Over all, Poochy and Yoshi’s Woolly World is a game exploding with vibrant colors, great gameplay, and fun levels that’s polished to mirror-like shine. It is a perfect platformer that can be enjoyed by both new and old who want to take a break from the overly realistic worlds presented in games today. If you have a 3DS, I highly suggest you pick it up.

Poochy and Yoshi’s Woolly World was reviewed on Nintendo 3DS using a physical copy provided by Nintendo. You can find additional information about Niche Gamer’s review/ethics policy here.

The Verdict: 10

The Good:

  • Highly detailed world and characters.
  • Challenging when you want it to be.
  • Accessible by all.
  • Perfect controls.
  • Very Refreshing.

The Bad:

  • There is no bad.
  • Michael Richardson

    Eh, based on what I’ve seen of the 3DS port, I disagree about the environmental detail. It definitely doesn’t look bad considering how dated the hardware is, but it lacks the crisp, textured quality the backgrounds had in the Wii U release. If anything, this is one of the few recent games where the 3D actually feels well-implemented.

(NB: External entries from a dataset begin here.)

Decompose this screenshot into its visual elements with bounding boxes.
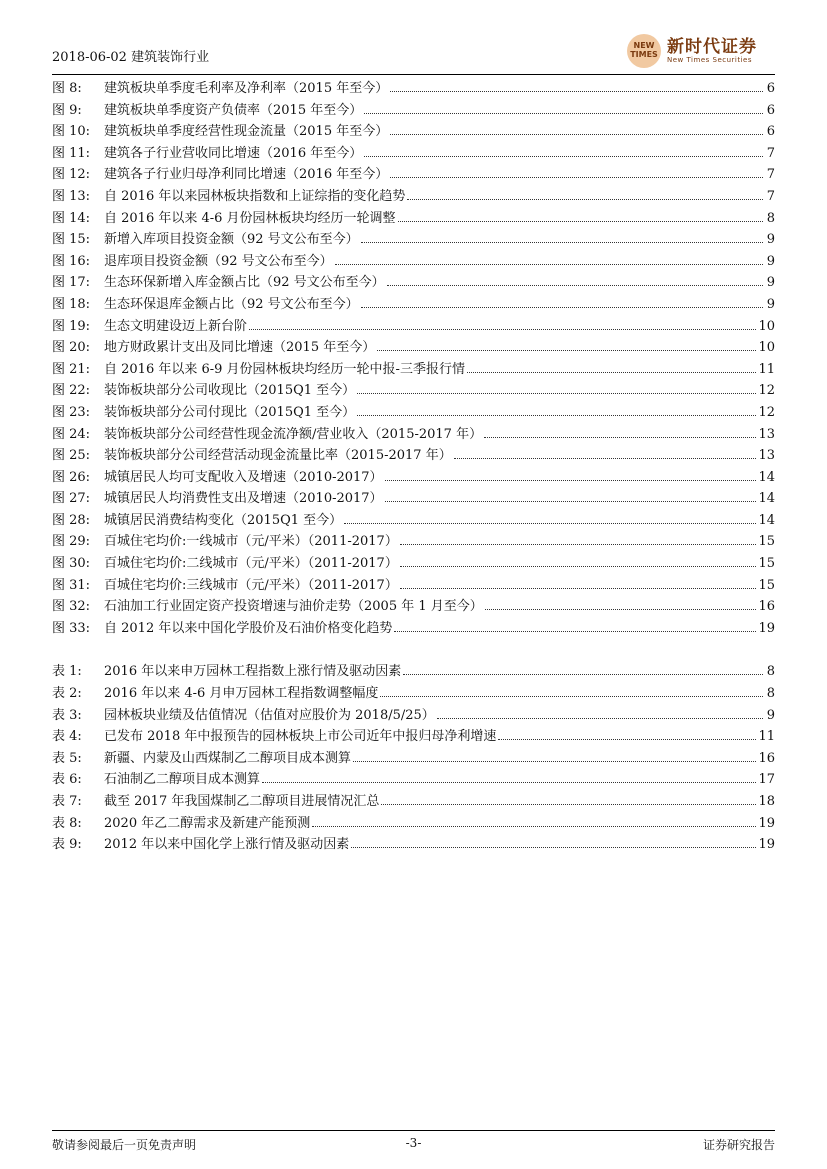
toc-entry-label: 图 30: — [52, 556, 91, 572]
toc-entry-label: 图 13: — [52, 188, 91, 204]
toc-leader-dots — [335, 264, 763, 265]
toc-figure-item[interactable] — [52, 272, 775, 294]
toc-entry-title: 装饰板块部分公司付现比（2015Q1 至今） — [104, 404, 356, 420]
toc-entry-page: 10 — [758, 340, 775, 356]
toc-entry-title: 装饰板块部分公司经营性现金流净额/营业收入（2015-2017 年） — [104, 426, 483, 442]
toc-entry-title: 装饰板块部分公司收现比（2015Q1 至今） — [104, 383, 356, 399]
toc-leader-dots — [485, 609, 757, 610]
toc-figure-item[interactable] — [52, 316, 775, 338]
toc-figure-item[interactable] — [52, 445, 775, 467]
toc-entry-page: 14 — [758, 469, 775, 485]
header-industry: 建筑装饰行业 — [131, 50, 210, 65]
toc-entry-title: 装饰板块部分公司经营活动现金流量比率（2015-2017 年） — [104, 448, 452, 464]
toc-figure-item[interactable] — [52, 575, 775, 597]
toc-figure-item[interactable] — [52, 186, 775, 208]
toc-leader-dots — [361, 307, 763, 308]
toc-entry-label: 图 14: — [52, 210, 91, 226]
toc-entry-title: 生态环保退库金额占比（92 号文公布至今） — [104, 296, 359, 312]
toc-entry-page: 12 — [758, 383, 775, 399]
toc-entry-title: 生态文明建设迈上新台阶 — [104, 318, 248, 334]
toc-leader-dots — [454, 458, 757, 459]
toc-entry-label: 图 22: — [52, 383, 91, 399]
toc-entry-label: 表 8: — [52, 815, 82, 831]
table-list — [52, 661, 775, 855]
toc-entry-page: 11 — [758, 729, 775, 745]
table-of-contents — [52, 78, 775, 856]
toc-figure-item[interactable] — [52, 424, 775, 446]
toc-entry-label: 图 29: — [52, 534, 91, 550]
toc-entry-page: 15 — [758, 577, 775, 593]
toc-entry-title: 建筑板块单季度经营性现金流量（2015 年至今） — [104, 124, 389, 140]
toc-entry-page: 14 — [758, 512, 775, 528]
toc-leader-dots — [498, 739, 756, 740]
toc-entry-page: 11 — [758, 361, 775, 377]
toc-entry-label: 表 4: — [52, 729, 82, 745]
footer-report-type: 证券研究报告 — [702, 1138, 775, 1152]
toc-entry-label: 图 25: — [52, 448, 91, 464]
toc-entry-page: 7 — [766, 145, 775, 161]
toc-figure-item[interactable] — [52, 553, 775, 575]
toc-entry-page: 9 — [766, 296, 775, 312]
toc-leader-dots — [390, 134, 763, 135]
toc-entry-page: 17 — [758, 772, 775, 788]
toc-figure-item[interactable] — [52, 164, 775, 186]
toc-entry-page: 8 — [766, 664, 775, 680]
toc-table-item[interactable] — [52, 748, 775, 770]
toc-table-item[interactable] — [52, 661, 775, 683]
toc-entry-title: 退库项目投资金额（92 号文公布至今） — [104, 253, 333, 269]
toc-figure-item[interactable] — [52, 294, 775, 316]
toc-figure-item[interactable] — [52, 380, 775, 402]
toc-entry-title: 园林板块业绩及估值情况（估值对应股价为 2018/5/25） — [104, 707, 435, 723]
page-number: -3- — [405, 1136, 422, 1150]
toc-entry-page: 15 — [758, 556, 775, 572]
toc-entry-title: 建筑板块单季度资产负债率（2015 年至今） — [104, 102, 363, 118]
toc-entry-title: 百城住宅均价:一线城市（元/平米）（2011-2017） — [104, 534, 398, 550]
toc-table-item[interactable] — [52, 726, 775, 748]
toc-entry-title: 2016 年以来申万园林工程指数上涨行情及驱动因素 — [104, 664, 402, 680]
company-logo — [627, 32, 775, 70]
toc-leader-dots — [437, 718, 763, 719]
toc-table-item[interactable] — [52, 705, 775, 727]
toc-entry-page: 6 — [766, 102, 775, 118]
toc-entry-page: 12 — [758, 404, 775, 420]
toc-leader-dots — [484, 437, 756, 438]
toc-entry-page: 8 — [766, 686, 775, 702]
toc-leader-dots — [394, 631, 756, 632]
toc-entry-title: 截至 2017 年我国煤制乙二醇项目进展情况汇总 — [104, 794, 380, 809]
toc-entry-page: 9 — [766, 232, 775, 248]
toc-leader-dots — [351, 847, 756, 848]
toc-entry-label: 表 7: — [52, 794, 82, 809]
toc-figure-item[interactable] — [52, 100, 775, 122]
toc-entry-label: 表 1: — [52, 664, 82, 680]
toc-entry-page: 10 — [758, 318, 775, 334]
toc-entry-title: 2016 年以来 4-6 月申万园林工程指数调整幅度 — [104, 686, 379, 702]
toc-table-item[interactable] — [52, 683, 775, 705]
toc-entry-label: 表 9: — [52, 837, 82, 853]
toc-entry-page: 7 — [766, 188, 775, 204]
toc-entry-title: 自 2016 年以来 4-6 月份园林板块均经历一轮调整 — [104, 210, 396, 226]
toc-leader-dots — [400, 544, 757, 545]
toc-leader-dots — [398, 221, 763, 222]
toc-entry-title: 已发布 2018 年中报预告的园林板块上市公司近年中报归母净利增速 — [104, 729, 497, 745]
toc-entry-title: 自 2016 年以来 6-9 月份园林板块均经历一轮中报-三季报行情 — [104, 361, 465, 377]
toc-entry-label: 图 16: — [52, 253, 91, 269]
toc-leader-dots — [357, 393, 756, 394]
toc-entry-label: 图 8: — [52, 81, 82, 96]
toc-table-item[interactable] — [52, 834, 775, 856]
toc-table-item[interactable] — [52, 769, 775, 791]
toc-leader-dots — [353, 761, 756, 762]
toc-entry-page: 13 — [758, 426, 775, 442]
toc-entry-label: 图 15: — [52, 232, 91, 248]
toc-leader-dots — [380, 696, 763, 697]
toc-entry-page: 9 — [766, 253, 775, 269]
toc-entry-title: 自 2016 年以来园林板块指数和上证综指的变化趋势 — [104, 188, 406, 204]
toc-entry-title: 城镇居民消费结构变化（2015Q1 至今） — [104, 512, 343, 528]
page-header — [52, 28, 775, 74]
toc-leader-dots — [364, 113, 763, 114]
toc-figure-item[interactable] — [52, 208, 775, 230]
toc-entry-title: 2012 年以来中国化学上涨行情及驱动因素 — [104, 837, 350, 853]
toc-entry-page: 19 — [758, 815, 775, 831]
toc-entry-title: 建筑板块单季度毛利率及净利率（2015 年至今） — [104, 81, 389, 96]
toc-figure-item[interactable] — [52, 78, 775, 100]
toc-leader-dots — [344, 523, 756, 524]
toc-entry-label: 图 20: — [52, 340, 91, 356]
section-gap — [52, 639, 775, 661]
toc-entry-label: 表 5: — [52, 750, 82, 766]
toc-leader-dots — [400, 566, 757, 567]
toc-entry-page: 18 — [758, 794, 775, 809]
toc-entry-page: 9 — [766, 275, 775, 291]
footer-disclaimer: 敬请参阅最后一页免责声明 — [52, 1138, 197, 1152]
toc-leader-dots — [249, 329, 756, 330]
toc-figure-item[interactable] — [52, 143, 775, 165]
toc-entry-label: 表 2: — [52, 686, 82, 702]
toc-entry-page: 7 — [766, 167, 775, 183]
toc-leader-dots — [467, 372, 757, 373]
toc-entry-page: 19 — [758, 837, 775, 853]
toc-entry-title: 百城住宅均价:三线城市（元/平米）（2011-2017） — [104, 577, 398, 593]
toc-leader-dots — [390, 177, 763, 178]
toc-entry-page: 16 — [758, 599, 775, 615]
toc-leader-dots — [262, 782, 756, 783]
toc-entry-title: 建筑各子行业营收同比增速（2016 年至今） — [104, 145, 363, 161]
footer-divider — [52, 1130, 775, 1131]
toc-leader-dots — [400, 588, 757, 589]
toc-leader-dots — [390, 91, 763, 92]
toc-leader-dots — [407, 199, 763, 200]
toc-entry-label: 图 10: — [52, 124, 91, 140]
toc-entry-label: 图 18: — [52, 296, 91, 312]
toc-table-item[interactable] — [52, 791, 775, 813]
toc-leader-dots — [385, 480, 757, 481]
toc-entry-label: 图 21: — [52, 361, 91, 377]
toc-leader-dots — [403, 674, 763, 675]
header-meta — [52, 46, 209, 65]
toc-figure-item[interactable] — [52, 359, 775, 381]
toc-entry-title: 新增入库项目投资金额（92 号文公布至今） — [104, 232, 359, 248]
toc-entry-label: 图 19: — [52, 318, 91, 334]
toc-table-item[interactable] — [52, 813, 775, 835]
toc-entry-label: 图 33: — [52, 620, 91, 636]
header-date: 2018-06-02 — [52, 50, 127, 65]
header-divider — [52, 74, 775, 75]
toc-entry-label: 图 28: — [52, 512, 91, 528]
toc-figure-item[interactable] — [52, 229, 775, 251]
logo-english-name: New Times Securities — [667, 56, 752, 64]
toc-entry-page: 15 — [758, 534, 775, 550]
toc-entry-label: 表 3: — [52, 707, 82, 723]
toc-entry-label: 图 11: — [52, 145, 91, 161]
toc-entry-page: 6 — [766, 124, 775, 140]
toc-figure-item[interactable] — [52, 618, 775, 640]
toc-figure-item[interactable] — [52, 251, 775, 273]
toc-entry-label: 表 6: — [52, 772, 82, 788]
toc-entry-page: 19 — [758, 620, 775, 636]
toc-entry-title: 石油制乙二醇项目成本测算 — [104, 772, 261, 788]
toc-leader-dots — [357, 415, 756, 416]
toc-entry-title: 生态环保新增入库金额占比（92 号文公布至今） — [104, 275, 385, 291]
toc-entry-title: 2020 年乙二醇需求及新建产能预测 — [104, 815, 311, 831]
toc-entry-label: 图 17: — [52, 275, 91, 291]
toc-figure-item[interactable] — [52, 488, 775, 510]
toc-entry-title: 自 2012 年以来中国化学股价及石油价格变化趋势 — [104, 620, 393, 636]
toc-figure-item[interactable] — [52, 531, 775, 553]
toc-leader-dots — [377, 350, 756, 351]
toc-entry-label: 图 24: — [52, 426, 91, 442]
toc-figure-item[interactable] — [52, 337, 775, 359]
toc-entry-label: 图 23: — [52, 404, 91, 420]
toc-figure-item[interactable] — [52, 510, 775, 532]
toc-entry-label: 图 31: — [52, 577, 91, 593]
toc-entry-title: 地方财政累计支出及同比增速（2015 年至今） — [104, 340, 376, 356]
toc-leader-dots — [385, 501, 757, 502]
toc-leader-dots — [312, 826, 756, 827]
toc-entry-title: 石油加工行业固定资产投资增速与油价走势（2005 年 1 月至今） — [104, 599, 483, 615]
figure-list — [52, 78, 775, 639]
toc-entry-label: 图 9: — [52, 102, 82, 118]
toc-entry-title: 新疆、内蒙及山西煤制乙二醇项目成本测算 — [104, 750, 352, 766]
page-footer — [52, 1136, 775, 1154]
toc-entry-title: 建筑各子行业归母净利同比增速（2016 年至今） — [104, 167, 389, 183]
toc-entry-label: 图 26: — [52, 469, 91, 485]
toc-entry-page: 9 — [766, 707, 775, 723]
toc-figure-item[interactable] — [52, 596, 775, 618]
toc-entry-title: 百城住宅均价:二线城市（元/平米）（2011-2017） — [104, 556, 398, 572]
toc-figure-item[interactable] — [52, 121, 775, 143]
logo-mark-icon: NEW TIMES — [627, 34, 661, 68]
toc-leader-dots — [361, 242, 763, 243]
toc-entry-page: 13 — [758, 448, 775, 464]
toc-entry-label: 图 27: — [52, 491, 91, 507]
toc-entry-title: 城镇居民人均可支配收入及增速（2010-2017） — [104, 469, 383, 485]
toc-figure-item[interactable] — [52, 402, 775, 424]
toc-figure-item[interactable] — [52, 467, 775, 489]
logo-chinese-name: 新时代证券 — [667, 37, 757, 57]
toc-entry-label: 图 12: — [52, 167, 91, 183]
toc-entry-page: 6 — [766, 81, 775, 96]
toc-entry-page: 14 — [758, 491, 775, 507]
toc-entry-page: 8 — [766, 210, 775, 226]
toc-entry-title: 城镇居民人均消费性支出及增速（2010-2017） — [104, 491, 383, 507]
toc-leader-dots — [381, 804, 756, 805]
toc-leader-dots — [387, 285, 763, 286]
toc-entry-label: 图 32: — [52, 599, 91, 615]
toc-leader-dots — [364, 156, 763, 157]
toc-entry-page: 16 — [758, 750, 775, 766]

    Good to hear it’s such an excellent port all the way around, though. Maybe it’ll finally get the audience it deserved when it was originally released on the Wii U.

  • Joe

    The Bad: It’s on the 3DS instead of the Vita.

  • I judged it as a game on its own and not a port.

  • TheOnceAndFutureKing

    The Good: Its not on a dead system like the Vita.

  • Goooooo on :) lol

  • A Loli de 42 Anos se acalmou

    well… technically the Vita is more alive than the Wii U (If anything, It became the go-to console for Anime games)

  • Bitterbear

    Don’t worry, chances are that it’s going to be ported to the Vita Pro Switch.

  • Phredreeke

    I think what’s missing is the answer to the question of “If you already own it on the Wii U, is it worth picking up again?”

  • TheOnceAndFutureKing

    lol it sold less than the Wii U.

  • Ouch, but for that to happen Nintendo would have to get the Switch zero first party support.

  • Bitterbear

    Give it a month or two.

  • Well I would say they have at least a years set up so far, but we will see.

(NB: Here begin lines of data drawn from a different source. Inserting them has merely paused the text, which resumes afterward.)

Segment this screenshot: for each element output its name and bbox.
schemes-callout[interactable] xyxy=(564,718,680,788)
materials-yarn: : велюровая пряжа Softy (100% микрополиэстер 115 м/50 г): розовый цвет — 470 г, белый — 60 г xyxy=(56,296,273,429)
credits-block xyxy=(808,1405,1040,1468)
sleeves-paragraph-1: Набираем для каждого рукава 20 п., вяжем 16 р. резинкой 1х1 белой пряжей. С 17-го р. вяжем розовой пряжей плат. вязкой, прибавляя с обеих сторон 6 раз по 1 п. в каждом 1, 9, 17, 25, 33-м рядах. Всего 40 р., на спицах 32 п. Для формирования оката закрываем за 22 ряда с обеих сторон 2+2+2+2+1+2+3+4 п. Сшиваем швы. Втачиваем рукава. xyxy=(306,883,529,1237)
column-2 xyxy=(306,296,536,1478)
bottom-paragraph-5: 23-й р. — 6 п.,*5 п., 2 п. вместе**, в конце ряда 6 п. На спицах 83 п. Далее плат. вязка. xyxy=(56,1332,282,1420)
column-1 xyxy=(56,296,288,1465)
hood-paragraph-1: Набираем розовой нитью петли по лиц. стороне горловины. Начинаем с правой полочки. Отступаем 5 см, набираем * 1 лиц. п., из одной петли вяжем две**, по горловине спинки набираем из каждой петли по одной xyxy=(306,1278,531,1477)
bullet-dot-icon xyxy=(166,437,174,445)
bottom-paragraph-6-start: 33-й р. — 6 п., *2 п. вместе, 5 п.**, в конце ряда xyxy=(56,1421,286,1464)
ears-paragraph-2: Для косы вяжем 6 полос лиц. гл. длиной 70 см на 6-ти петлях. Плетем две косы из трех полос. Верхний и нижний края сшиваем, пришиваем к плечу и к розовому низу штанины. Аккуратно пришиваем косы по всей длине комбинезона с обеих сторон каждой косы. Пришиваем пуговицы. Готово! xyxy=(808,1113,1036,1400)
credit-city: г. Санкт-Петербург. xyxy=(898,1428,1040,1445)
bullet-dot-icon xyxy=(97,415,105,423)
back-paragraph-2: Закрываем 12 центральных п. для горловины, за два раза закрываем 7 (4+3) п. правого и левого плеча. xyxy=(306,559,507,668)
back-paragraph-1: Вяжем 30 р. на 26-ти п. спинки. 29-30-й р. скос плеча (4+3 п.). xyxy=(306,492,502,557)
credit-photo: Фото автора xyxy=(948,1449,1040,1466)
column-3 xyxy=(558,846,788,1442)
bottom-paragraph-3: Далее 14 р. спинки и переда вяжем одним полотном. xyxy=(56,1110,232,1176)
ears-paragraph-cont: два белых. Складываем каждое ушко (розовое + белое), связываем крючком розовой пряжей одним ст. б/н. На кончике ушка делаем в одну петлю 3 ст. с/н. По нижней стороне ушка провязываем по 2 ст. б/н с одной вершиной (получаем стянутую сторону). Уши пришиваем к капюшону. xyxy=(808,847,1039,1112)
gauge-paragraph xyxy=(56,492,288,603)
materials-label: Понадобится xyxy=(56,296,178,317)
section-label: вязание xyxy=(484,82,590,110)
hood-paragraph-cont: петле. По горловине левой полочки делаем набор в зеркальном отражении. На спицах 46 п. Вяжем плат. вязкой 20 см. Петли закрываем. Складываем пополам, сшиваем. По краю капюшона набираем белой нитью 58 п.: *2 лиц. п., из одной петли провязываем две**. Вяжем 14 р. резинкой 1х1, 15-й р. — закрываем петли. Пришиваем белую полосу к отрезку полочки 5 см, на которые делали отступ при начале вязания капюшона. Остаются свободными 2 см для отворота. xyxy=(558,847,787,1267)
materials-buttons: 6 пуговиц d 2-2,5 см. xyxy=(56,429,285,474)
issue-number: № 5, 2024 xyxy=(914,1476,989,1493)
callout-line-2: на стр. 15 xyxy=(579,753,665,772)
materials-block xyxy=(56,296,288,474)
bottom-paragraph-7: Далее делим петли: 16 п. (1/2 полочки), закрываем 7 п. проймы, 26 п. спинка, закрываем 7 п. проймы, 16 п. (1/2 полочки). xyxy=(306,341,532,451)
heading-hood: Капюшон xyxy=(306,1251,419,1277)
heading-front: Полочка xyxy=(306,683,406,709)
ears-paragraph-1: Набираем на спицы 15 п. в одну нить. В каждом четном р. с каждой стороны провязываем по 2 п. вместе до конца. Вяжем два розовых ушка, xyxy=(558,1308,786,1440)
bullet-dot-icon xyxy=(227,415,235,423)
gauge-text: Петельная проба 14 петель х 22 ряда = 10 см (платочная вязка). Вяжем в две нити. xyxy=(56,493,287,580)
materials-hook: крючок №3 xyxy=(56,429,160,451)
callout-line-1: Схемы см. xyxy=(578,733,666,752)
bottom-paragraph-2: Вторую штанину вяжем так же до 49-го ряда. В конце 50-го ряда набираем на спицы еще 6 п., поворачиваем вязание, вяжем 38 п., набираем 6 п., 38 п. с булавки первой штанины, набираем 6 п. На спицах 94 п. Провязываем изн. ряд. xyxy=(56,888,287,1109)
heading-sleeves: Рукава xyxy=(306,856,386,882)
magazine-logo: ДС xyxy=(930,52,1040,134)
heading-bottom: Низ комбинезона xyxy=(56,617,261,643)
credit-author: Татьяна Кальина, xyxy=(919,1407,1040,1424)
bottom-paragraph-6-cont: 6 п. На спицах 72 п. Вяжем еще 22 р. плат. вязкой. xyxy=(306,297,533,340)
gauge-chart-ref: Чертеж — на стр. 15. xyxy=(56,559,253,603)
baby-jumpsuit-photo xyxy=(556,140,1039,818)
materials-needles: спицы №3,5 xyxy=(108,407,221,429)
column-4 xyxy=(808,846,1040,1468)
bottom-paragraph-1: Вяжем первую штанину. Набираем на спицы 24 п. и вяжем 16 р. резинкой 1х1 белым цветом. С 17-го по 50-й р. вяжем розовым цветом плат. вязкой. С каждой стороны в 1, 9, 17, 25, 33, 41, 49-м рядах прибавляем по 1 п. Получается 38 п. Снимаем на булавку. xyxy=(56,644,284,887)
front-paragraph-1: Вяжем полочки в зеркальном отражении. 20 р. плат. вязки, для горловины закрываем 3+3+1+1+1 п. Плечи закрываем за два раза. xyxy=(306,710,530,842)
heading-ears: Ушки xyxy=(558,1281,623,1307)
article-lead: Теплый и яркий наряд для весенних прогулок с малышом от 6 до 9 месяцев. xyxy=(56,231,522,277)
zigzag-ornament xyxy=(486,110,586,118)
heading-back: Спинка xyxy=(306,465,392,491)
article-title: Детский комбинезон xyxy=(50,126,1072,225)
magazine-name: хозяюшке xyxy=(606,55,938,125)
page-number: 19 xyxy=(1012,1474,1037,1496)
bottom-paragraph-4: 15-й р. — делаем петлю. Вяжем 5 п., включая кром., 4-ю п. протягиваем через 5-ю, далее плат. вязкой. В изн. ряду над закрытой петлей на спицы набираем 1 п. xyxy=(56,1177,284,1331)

  • It really depends on how much you like the original in this case. I can understand the feeling that if you have already bought the game on the Wii U the added features wont to much for you.

  • Really?

  • thatsitimdone

    Is there any difference between playing it on a regular 3DS and a New 3DS? I want to get it, but not if it is another Hyrule Warriors 3DS situation.

  • TheOnceAndFutureKing


  • A Loli de 42 Anos se acalmou

    not really my point. If they make a good Vita Game in Japan, chances are it will come over uncensored (with exceptions of course *cough*criminalgirls*cough*) and because of that, the western “Otaku gamer” is pretty much dominated by the Vita. I’m not saying it sells a lot, I know it doesn’t, but it’s the ideal plataform for that niche of the market (with games like Senran Kagura, the Ys games, a bunch of other JRPGs and Visual Novels)

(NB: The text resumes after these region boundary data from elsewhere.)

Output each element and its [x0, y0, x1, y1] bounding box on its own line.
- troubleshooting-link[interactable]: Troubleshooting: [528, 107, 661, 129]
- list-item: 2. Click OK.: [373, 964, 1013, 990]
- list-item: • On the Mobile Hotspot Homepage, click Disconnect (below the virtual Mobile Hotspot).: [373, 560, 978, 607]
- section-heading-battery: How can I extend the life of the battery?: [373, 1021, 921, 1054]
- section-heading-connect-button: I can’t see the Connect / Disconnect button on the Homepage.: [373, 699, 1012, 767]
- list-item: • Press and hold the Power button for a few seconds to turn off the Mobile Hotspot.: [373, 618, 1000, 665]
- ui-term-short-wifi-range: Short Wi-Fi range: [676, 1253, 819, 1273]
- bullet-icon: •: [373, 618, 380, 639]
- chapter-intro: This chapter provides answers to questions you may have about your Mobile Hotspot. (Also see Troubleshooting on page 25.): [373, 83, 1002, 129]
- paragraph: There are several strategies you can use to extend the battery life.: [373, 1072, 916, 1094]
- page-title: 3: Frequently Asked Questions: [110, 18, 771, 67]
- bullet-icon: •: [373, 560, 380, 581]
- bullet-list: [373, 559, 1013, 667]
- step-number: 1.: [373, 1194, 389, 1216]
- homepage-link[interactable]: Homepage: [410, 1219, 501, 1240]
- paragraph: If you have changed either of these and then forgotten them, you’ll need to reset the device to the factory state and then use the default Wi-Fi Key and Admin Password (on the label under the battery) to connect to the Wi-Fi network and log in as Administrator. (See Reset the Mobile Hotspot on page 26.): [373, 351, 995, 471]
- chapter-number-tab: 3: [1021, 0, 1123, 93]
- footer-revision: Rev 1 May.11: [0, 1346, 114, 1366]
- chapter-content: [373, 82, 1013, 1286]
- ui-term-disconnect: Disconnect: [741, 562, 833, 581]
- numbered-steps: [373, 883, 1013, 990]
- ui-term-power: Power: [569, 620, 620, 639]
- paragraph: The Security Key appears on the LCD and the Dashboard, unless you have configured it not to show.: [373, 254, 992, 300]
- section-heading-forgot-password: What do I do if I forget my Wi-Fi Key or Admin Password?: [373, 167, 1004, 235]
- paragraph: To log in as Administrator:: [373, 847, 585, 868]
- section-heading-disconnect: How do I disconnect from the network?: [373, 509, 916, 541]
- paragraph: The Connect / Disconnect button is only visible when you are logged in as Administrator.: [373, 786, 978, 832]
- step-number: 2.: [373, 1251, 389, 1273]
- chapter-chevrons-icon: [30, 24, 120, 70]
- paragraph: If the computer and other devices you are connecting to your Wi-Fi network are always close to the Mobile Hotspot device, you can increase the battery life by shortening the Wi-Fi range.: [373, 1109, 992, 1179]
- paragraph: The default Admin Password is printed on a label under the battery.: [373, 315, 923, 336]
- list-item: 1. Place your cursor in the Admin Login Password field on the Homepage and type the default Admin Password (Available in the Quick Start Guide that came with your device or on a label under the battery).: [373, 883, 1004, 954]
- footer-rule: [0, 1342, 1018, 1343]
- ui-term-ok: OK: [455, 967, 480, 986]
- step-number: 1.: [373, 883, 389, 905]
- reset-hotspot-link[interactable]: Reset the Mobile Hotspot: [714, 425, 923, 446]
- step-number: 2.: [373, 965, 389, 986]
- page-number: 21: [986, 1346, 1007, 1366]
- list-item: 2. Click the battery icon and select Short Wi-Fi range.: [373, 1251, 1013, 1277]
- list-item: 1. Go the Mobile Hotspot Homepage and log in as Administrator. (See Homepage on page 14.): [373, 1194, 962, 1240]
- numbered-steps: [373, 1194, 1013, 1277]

    (and can we PLEASE STOP starting and ending sentences with “lol” it’s annoying and really sounds like a cheap way to mock people)

  • They’ve actually sold about the same. According to this article, the Vita has sold about 13 million units. That’s about the same as the Wii U’s 13 million. And since Vitas are still being sold, while the Wii U was removed from the product line…


  • ..exactly.

  • James Hewitson

    Agreed, The 3DS has a good library of games but the hardware is shit plain and simple. The game still looks acceptable but only just imo.

  • Dale Frewaldt

    It won’t be ported to the Switch because Nintendo is fucked in the head.